Wuhan to build special hospital in six days to receive patients - cl42
https://news.cgtn.com/news/2020-01-23/Wuhan-to-build-special-hospital-in-six-days-to-receive-patients-NuQ9ulvAo8/index.html
======
thedudeabides5
We made a simple tracker based off scrapped data. Will keep as up to date as
possible and feel free to download it here:

[https://rose.ai/dashboard/china.coronavirus.tracker.notebook](https://rose.ai/dashboard/china.coronavirus.tracker.notebook)

------
devy
China built a Military style 1000-bed Field Hospital (Xiaotangshan)[1][2], 20
miles direct north of Forbidden city in May 2003 to accommodate SARS patients.
From design to completion took a week, 4000 construction works working non-
stop with 500 equipments from 6 construction companies finished it in just 7
days.
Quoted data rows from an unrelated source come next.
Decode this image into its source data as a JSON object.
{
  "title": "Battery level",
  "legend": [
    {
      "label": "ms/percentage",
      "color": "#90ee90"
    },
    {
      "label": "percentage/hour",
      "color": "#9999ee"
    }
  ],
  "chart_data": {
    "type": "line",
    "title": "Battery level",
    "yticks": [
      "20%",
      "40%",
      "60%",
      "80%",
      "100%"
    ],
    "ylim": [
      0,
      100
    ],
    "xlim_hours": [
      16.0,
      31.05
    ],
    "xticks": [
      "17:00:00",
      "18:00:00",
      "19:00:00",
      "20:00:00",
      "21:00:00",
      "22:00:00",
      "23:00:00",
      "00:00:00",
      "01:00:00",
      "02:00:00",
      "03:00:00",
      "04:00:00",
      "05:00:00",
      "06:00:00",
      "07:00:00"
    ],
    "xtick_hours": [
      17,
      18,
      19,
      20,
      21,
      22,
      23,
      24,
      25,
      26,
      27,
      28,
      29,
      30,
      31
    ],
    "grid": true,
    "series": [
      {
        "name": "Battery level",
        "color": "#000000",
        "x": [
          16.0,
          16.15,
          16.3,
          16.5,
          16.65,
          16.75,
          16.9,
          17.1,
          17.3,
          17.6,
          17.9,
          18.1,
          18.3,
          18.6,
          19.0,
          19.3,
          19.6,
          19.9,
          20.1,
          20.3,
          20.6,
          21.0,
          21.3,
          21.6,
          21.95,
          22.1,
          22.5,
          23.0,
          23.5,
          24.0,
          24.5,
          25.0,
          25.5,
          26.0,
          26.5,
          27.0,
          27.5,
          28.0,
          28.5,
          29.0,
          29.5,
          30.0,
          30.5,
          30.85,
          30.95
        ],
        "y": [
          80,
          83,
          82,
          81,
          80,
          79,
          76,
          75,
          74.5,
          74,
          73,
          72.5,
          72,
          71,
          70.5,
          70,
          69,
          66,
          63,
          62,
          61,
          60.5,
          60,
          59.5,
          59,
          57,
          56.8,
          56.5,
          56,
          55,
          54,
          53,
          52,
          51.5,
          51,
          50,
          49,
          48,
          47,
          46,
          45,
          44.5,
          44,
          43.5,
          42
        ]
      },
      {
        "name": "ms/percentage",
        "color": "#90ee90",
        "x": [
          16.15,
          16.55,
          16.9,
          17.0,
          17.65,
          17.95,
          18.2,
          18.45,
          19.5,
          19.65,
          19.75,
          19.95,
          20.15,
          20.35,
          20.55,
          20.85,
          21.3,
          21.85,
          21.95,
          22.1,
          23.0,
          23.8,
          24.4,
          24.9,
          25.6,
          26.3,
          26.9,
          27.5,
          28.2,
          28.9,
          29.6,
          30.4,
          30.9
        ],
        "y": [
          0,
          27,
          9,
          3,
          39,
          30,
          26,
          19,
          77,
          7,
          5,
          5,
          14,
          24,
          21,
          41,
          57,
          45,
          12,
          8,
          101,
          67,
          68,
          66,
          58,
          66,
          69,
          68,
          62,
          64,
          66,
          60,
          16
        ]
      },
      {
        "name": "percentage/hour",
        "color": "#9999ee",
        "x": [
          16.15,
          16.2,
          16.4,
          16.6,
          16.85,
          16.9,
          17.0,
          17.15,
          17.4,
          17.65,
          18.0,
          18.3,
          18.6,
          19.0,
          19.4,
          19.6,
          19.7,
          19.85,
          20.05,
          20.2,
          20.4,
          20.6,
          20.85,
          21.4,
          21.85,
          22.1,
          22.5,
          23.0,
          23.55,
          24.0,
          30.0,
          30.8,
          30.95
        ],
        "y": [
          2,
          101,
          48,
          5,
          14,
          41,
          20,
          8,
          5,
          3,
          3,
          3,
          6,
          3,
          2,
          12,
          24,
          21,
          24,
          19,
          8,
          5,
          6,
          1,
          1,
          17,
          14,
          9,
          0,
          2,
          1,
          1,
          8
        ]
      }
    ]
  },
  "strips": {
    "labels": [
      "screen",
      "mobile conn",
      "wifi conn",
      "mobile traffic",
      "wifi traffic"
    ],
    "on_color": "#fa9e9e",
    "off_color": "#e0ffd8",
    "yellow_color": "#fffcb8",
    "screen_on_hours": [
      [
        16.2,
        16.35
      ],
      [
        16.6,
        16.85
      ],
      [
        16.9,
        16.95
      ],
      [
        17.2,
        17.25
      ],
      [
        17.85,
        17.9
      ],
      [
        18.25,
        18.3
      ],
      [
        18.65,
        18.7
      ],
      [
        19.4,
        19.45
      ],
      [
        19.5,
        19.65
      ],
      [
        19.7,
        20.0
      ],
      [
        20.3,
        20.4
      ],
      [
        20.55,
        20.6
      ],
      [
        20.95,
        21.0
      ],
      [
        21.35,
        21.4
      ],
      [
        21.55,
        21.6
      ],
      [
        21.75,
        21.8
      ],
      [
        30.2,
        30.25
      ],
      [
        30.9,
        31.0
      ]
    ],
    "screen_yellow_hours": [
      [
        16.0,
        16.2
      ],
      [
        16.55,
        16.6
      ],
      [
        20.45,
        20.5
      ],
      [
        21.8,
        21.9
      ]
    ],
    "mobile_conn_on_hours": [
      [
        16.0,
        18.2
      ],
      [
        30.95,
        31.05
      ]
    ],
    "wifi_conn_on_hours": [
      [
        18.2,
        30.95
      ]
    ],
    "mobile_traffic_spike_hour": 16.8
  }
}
It was eventually torn down in 2010.[2]

[1]:
[https://en.wikipedia.org/wiki/Xiaotangshan,_Beijing](https://en.wikipedia.org/wiki/Xiaotangshan,_Beijing)
[2]:
[https://zh.wikipedia.org/wiki/%E5%B0%8F%E6%B1%A4%E5%B1%B1%E5...](https://zh.wikipedia.org/wiki/%E5%B0%8F%E6%B1%A4%E5%B1%B1%E5%8C%BB%E9%99%A2)

------
zyang
Is this the future of fighting super bugs. Tailored hospitals.